Si l’issue est décevante pour Deschamps, les attaquants, en difficulté face à la Roja en demi-finale, ont au moins retrouvé, l’espace de quarante-cinq minutes, ce jeu spectaculaire qui avait enchanté le monde en début de tournoi.
À défaut de décrocher un deuxième titre mondial après celui de 2018, Mbappé quitte la compétition la tête haute. Avec vingt-deux réalisations en trois phases finales, il est désormais le seul détenteur du record de buts en Coupe du monde et caracole en tête du classement des buteurs de l’édition 2026 avec dix buts.
« J’aurais aimé mieux laisser le record de côté et plutôt avoir la chance de participer à la finale », a confié Mbappé.

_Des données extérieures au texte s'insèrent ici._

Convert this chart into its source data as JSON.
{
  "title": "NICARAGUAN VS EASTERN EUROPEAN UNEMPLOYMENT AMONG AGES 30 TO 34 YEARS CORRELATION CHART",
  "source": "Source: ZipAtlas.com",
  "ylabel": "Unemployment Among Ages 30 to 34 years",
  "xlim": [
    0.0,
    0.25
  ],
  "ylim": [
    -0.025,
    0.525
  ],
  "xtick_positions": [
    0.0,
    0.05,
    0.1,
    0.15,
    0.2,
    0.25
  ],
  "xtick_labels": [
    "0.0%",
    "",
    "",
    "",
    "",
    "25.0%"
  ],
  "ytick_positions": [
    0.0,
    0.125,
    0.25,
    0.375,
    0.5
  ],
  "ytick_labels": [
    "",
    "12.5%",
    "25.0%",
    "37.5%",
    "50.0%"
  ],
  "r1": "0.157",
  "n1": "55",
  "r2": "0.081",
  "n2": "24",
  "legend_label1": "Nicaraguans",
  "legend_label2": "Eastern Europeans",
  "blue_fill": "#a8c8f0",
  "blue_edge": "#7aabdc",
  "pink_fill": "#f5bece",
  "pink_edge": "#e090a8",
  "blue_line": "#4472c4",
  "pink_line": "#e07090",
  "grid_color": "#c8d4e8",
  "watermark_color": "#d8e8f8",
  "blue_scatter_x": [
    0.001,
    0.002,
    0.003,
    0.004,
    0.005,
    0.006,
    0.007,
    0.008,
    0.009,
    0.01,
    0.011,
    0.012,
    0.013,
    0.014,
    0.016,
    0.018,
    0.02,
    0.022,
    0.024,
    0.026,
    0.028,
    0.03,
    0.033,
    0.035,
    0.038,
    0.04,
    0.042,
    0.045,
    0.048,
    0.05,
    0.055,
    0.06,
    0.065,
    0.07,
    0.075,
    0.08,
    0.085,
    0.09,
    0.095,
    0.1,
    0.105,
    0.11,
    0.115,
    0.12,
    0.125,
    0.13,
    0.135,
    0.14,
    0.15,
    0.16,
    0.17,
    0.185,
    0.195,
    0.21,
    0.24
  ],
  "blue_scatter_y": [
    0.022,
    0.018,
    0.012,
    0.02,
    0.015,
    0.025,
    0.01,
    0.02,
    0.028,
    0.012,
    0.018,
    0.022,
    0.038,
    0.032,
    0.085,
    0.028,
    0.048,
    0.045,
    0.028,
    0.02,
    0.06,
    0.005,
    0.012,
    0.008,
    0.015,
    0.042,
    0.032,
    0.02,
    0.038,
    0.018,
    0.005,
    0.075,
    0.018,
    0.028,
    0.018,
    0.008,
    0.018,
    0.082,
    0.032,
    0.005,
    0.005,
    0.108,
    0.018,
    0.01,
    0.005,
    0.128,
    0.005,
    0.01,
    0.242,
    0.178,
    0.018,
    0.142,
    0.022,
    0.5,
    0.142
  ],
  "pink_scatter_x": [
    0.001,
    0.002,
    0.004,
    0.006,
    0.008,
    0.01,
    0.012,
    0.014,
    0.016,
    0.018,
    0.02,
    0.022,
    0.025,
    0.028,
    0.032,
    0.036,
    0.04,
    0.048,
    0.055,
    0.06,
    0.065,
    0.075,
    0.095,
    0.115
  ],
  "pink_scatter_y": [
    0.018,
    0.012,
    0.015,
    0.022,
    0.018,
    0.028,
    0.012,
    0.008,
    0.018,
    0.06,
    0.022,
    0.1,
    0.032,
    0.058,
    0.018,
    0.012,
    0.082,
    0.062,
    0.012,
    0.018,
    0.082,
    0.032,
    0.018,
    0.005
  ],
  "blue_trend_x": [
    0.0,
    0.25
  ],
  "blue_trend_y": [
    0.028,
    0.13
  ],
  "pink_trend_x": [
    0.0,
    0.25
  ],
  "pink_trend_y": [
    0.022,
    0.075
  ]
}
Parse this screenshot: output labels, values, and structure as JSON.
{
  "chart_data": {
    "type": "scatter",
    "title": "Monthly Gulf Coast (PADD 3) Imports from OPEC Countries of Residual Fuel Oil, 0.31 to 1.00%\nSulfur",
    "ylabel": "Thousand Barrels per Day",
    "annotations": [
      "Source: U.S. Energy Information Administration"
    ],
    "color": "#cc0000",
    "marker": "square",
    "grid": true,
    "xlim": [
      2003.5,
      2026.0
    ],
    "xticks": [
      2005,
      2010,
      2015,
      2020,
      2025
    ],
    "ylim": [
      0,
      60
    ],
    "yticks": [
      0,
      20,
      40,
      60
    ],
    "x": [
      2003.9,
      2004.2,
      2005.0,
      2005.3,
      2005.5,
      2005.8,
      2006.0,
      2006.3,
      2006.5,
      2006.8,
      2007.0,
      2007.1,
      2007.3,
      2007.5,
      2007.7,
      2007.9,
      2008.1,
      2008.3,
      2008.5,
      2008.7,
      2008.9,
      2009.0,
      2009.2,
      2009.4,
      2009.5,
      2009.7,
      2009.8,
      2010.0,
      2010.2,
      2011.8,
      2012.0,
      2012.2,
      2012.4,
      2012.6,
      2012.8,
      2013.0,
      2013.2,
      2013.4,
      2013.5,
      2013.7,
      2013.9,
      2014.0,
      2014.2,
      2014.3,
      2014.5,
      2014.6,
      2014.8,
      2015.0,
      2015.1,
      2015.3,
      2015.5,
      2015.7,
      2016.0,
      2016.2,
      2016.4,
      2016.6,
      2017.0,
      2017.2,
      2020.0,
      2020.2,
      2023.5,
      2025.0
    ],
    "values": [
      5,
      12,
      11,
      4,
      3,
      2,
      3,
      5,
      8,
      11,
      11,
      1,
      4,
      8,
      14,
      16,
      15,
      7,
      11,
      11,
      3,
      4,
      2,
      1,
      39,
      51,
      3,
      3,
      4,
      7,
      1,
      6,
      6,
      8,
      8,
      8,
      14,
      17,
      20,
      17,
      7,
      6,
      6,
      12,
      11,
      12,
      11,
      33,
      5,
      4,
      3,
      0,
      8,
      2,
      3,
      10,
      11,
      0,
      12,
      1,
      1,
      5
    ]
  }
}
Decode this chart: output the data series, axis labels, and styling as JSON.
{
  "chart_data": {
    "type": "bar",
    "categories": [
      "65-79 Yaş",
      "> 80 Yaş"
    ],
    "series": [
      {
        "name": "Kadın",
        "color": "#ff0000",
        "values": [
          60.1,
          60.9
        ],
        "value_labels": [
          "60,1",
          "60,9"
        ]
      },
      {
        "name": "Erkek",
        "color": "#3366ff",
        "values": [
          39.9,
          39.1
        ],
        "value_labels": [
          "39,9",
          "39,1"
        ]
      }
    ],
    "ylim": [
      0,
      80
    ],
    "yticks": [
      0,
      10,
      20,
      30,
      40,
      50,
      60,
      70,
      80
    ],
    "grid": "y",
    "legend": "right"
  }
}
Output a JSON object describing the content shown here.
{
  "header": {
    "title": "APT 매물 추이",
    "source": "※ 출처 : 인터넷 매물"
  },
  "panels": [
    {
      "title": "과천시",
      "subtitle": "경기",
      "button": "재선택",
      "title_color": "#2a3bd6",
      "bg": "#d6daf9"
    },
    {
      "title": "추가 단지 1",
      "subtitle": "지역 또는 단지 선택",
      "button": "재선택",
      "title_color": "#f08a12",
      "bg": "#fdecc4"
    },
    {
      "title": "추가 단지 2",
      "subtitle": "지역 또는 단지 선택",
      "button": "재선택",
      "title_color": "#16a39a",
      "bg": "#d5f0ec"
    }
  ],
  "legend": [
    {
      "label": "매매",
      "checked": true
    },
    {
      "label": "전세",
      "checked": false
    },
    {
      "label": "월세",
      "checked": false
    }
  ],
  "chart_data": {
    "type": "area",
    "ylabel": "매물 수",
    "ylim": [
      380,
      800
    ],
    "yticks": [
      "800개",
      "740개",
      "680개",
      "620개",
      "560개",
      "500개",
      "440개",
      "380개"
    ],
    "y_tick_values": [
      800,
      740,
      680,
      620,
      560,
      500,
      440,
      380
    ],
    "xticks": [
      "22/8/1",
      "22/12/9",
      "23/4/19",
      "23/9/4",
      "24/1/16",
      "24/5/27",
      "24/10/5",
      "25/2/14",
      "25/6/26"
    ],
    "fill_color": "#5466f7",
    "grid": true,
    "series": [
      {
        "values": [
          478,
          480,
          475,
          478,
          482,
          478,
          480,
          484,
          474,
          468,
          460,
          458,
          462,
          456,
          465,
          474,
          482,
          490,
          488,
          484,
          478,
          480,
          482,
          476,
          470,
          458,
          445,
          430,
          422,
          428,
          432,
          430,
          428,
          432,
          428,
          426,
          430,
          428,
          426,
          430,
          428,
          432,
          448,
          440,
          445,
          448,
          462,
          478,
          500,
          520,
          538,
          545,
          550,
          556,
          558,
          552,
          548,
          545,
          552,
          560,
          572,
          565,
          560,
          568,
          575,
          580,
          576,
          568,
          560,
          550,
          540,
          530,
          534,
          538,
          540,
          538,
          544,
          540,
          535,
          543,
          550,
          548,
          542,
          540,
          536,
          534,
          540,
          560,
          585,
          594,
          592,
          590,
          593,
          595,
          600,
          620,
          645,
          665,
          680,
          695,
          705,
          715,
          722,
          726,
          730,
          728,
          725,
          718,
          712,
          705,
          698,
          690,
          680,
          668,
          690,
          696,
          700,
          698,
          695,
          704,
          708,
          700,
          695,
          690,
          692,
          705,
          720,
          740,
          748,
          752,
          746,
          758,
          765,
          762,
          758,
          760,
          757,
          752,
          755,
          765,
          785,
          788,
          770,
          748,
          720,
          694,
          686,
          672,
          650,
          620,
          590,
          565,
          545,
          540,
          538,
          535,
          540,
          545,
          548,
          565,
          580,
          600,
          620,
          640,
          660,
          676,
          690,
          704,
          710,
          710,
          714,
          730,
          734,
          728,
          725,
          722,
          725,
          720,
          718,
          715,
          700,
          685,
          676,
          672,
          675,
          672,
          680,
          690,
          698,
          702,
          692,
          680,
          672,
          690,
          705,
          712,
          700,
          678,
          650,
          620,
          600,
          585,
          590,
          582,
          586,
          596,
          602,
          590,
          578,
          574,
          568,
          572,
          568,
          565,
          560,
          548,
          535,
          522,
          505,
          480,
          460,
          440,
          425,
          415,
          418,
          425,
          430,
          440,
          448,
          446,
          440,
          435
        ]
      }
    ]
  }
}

Le capitaine tricolore a estimé que les Bleus étaient « complètement sonnés » par les quarante-cinq premières minutes des Anglais.
Je peux comprendre certains qui pensent que c’est du foutage de gueule, qu’on n’a pas respecté le maillot. Moi, je dirais plus qu’on a été humains et que malheureusement, on ne peut pas se permettre d’être humains.
Kylian Mbappé
Malgré tout, Mbappé a mis une belle pression sur son rival direct, Lionel Messi, qui aura l’opportunité de répliquer au Français en finale face à l’Espagne, ce dimanche à East Rutherford (New Jersey).

Le capitaine aura été exemplaire jusqu’au bout aux États-Unis, fidèle à son statut. Déjà lauréat du Soulier d’or en 2022 au Qatar, l’attaquant du Real Madrid est bien parti pour se succéder à lui-même, à moins d’un exploit retentissant de l’astre albiceleste en finale.
Deschamps ne peut pas en dire autant des autres Bleus, qui ont semblé longtemps si peu concernés par le match, à l’image des défenseurs. Mais comment reprocher à des joueurs venus à cette Coupe du monde pour décrocher une troisième étoile, mais meurtris par leur défaite en demi-finale et contraints de se battre pour une anecdotique médaille de bronze ?
Pour les Anglais et leur sélectionneur allemand Thomas Tuchel, sous le feu de vives critiques après la défaite de mercredi face à l’Argentine (2-1), le résultat représente en revanche une petite consolation. Mais si petite. « Nous avons rêvé du succès le plus glorieux et nous étions remplis d’ambition. Dans ces conditions, il devient très douloureux de ne pas tout rafler », a concédé Tuchel.
L’Angleterre a néanmoins signé son meilleur résultat au Mondial depuis son unique titre en 1966.